The Simple Meal Prep System That Actually Lasts
Meal prep fails when you cook identical meals. The 3-3-3 system preps components for 27 combinations in 90 minutes.

Why 90% of Meal Prep Fails
Most meal prep advice follows the same template: spend Sunday cooking five identical containers of chicken and rice. By Wednesday, you're ordering pizza because eating the same thing four days in a row is soul-crushing. The system fails not because people lack discipline, but because it's designed for robots, not humans.
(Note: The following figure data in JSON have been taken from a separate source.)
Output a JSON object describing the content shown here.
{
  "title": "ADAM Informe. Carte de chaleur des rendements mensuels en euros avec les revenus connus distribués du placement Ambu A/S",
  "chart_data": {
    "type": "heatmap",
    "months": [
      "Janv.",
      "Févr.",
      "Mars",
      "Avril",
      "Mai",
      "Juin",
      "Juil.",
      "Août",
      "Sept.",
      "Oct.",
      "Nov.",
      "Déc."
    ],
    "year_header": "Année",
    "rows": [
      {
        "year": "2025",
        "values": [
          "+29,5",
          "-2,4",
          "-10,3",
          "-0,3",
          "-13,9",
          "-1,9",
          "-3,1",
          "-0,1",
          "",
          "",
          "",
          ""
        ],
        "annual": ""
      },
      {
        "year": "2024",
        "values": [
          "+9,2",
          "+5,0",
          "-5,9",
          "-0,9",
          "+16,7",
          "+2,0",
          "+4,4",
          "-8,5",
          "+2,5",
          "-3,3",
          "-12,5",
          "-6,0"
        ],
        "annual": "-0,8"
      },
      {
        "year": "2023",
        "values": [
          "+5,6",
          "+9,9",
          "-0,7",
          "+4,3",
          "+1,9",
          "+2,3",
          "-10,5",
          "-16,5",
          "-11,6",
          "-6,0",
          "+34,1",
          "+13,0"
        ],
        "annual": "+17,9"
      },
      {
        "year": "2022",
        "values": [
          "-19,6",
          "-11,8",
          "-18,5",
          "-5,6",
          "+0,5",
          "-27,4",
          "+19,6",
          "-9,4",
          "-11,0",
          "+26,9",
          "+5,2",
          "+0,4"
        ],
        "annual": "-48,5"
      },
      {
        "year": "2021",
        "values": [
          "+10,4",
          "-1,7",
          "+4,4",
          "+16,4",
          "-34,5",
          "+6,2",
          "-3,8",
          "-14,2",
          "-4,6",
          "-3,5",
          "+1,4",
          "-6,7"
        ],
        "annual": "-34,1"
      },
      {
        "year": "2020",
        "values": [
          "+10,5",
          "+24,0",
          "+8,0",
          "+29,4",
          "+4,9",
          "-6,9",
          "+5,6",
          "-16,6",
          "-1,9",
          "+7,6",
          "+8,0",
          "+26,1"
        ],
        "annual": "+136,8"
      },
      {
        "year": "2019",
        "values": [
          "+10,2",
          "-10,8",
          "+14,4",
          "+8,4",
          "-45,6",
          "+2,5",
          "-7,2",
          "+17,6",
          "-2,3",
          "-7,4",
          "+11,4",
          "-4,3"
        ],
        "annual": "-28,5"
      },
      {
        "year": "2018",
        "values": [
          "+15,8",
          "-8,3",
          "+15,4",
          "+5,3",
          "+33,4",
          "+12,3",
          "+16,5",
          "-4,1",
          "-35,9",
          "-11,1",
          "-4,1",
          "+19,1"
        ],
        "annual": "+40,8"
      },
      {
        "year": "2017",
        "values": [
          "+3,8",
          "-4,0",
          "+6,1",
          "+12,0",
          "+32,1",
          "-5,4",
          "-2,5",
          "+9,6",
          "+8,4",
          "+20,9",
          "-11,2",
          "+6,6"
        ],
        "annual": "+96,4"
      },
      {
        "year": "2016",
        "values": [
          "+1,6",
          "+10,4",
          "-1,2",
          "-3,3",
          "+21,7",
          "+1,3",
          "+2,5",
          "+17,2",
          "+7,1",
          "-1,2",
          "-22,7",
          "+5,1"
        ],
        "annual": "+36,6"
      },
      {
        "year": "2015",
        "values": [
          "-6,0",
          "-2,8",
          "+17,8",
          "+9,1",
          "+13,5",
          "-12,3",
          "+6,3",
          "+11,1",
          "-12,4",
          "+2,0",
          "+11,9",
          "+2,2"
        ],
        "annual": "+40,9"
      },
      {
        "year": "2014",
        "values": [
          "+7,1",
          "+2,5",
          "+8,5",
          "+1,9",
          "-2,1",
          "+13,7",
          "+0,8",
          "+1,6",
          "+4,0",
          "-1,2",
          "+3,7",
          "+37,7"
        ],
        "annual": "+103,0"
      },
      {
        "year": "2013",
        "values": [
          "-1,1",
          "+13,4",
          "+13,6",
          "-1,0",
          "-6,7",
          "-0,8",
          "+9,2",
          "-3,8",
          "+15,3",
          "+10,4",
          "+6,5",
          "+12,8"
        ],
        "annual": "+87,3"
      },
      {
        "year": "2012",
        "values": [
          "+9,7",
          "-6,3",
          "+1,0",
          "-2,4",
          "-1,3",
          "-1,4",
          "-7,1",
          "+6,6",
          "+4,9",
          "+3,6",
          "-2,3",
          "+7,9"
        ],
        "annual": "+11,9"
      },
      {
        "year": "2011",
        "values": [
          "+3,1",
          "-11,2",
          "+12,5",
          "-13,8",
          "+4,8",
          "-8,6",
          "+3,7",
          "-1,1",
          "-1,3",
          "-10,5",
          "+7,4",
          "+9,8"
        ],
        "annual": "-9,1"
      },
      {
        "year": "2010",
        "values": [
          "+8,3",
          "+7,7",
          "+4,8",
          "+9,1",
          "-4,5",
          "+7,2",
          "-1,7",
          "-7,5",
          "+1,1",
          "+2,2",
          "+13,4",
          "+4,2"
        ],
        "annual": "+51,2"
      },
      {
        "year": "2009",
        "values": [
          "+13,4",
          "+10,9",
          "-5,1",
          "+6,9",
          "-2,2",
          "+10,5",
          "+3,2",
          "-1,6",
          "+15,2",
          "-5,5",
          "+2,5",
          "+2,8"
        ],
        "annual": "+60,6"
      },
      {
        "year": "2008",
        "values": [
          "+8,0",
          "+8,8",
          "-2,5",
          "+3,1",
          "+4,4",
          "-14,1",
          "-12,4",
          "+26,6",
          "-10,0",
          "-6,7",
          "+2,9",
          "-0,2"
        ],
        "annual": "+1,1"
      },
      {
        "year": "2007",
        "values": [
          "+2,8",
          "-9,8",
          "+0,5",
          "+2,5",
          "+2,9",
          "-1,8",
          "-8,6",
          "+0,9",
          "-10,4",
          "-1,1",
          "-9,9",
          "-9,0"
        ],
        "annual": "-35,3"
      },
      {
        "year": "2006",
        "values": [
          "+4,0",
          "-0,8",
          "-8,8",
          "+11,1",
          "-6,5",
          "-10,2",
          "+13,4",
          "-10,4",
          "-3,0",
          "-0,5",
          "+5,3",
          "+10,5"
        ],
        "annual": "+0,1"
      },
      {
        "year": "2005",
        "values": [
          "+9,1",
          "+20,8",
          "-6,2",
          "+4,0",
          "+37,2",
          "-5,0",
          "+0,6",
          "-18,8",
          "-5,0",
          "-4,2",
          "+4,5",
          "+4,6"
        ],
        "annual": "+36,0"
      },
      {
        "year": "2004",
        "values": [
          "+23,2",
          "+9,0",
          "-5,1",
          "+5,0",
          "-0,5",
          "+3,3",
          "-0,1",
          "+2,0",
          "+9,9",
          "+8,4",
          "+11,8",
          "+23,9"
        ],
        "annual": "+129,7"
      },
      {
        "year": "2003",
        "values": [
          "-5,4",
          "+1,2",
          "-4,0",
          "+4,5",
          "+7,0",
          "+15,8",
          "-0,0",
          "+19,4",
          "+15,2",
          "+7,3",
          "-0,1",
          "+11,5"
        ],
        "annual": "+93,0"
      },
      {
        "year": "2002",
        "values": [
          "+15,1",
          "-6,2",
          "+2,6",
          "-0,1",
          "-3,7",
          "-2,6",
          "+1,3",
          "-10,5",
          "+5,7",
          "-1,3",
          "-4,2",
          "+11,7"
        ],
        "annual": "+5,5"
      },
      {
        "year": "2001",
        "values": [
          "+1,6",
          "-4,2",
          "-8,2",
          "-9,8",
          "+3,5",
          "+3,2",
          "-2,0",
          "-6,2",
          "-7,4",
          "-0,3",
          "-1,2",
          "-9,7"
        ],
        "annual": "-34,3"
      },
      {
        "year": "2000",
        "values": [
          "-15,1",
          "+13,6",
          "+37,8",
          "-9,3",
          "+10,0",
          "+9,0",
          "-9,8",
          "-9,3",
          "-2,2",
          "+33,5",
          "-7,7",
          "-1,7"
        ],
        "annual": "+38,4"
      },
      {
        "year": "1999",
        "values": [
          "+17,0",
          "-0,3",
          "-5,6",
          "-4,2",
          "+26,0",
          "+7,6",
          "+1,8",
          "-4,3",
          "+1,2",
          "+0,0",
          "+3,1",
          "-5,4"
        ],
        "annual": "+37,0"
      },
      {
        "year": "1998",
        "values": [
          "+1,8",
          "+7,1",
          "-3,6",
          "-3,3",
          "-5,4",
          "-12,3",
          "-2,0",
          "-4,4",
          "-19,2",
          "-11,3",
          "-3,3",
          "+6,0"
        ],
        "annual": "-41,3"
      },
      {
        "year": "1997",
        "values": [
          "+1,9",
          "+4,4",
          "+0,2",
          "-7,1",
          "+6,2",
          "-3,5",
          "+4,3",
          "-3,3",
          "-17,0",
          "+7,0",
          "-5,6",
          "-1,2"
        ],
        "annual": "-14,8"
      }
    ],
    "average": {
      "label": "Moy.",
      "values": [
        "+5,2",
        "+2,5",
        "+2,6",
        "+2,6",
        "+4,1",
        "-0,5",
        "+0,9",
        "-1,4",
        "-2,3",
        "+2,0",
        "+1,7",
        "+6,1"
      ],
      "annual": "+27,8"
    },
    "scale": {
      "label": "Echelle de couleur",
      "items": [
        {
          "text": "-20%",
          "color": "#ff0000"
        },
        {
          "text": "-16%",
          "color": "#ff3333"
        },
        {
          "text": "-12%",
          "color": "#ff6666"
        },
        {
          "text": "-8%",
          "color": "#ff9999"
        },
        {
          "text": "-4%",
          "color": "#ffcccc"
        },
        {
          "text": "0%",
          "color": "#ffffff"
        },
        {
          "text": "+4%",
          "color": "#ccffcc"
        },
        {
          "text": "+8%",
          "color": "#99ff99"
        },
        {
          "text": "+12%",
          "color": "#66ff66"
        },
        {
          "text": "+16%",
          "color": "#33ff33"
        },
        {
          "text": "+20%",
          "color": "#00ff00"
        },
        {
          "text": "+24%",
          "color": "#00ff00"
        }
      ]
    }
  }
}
The system that works is simpler and more flexible: prep components, not meals. Cook a protein, a grain, and roast two vegetables on Sunday. During the week, combine them differently each day — bowl, wrap, stir-fry, salad, soup. Same ingredients, different meals, zero boredom.
The 3-3-3 Framework
Each week, prep 3 proteins (chicken thighs, ground turkey, hard-boiled eggs), 3 carbs (rice, sweet potatoes, pasta), and 3 vegetables (roasted broccoli, sautéed peppers, raw spinach). Total prep time: 90 minutes. This gives you 27 possible meal combinations — enough variety for two weeks without repeating.
Keep 5 sauces on hand (soy sauce, hot sauce, pesto, tahini, salsa). A different sauce transforms the same chicken and rice into a completely different meal experience.
The Real Secret
Lower the bar. Your Tuesday dinner doesn't need to be Instagram-worthy. It needs to be healthy, fast, and not terrible. A bowl of rice, pre-cooked chicken, roasted broccoli, and a drizzle of soy sauce takes 3 minutes to assemble. That's not exciting. It's also not pizza delivery for the fourth time this week.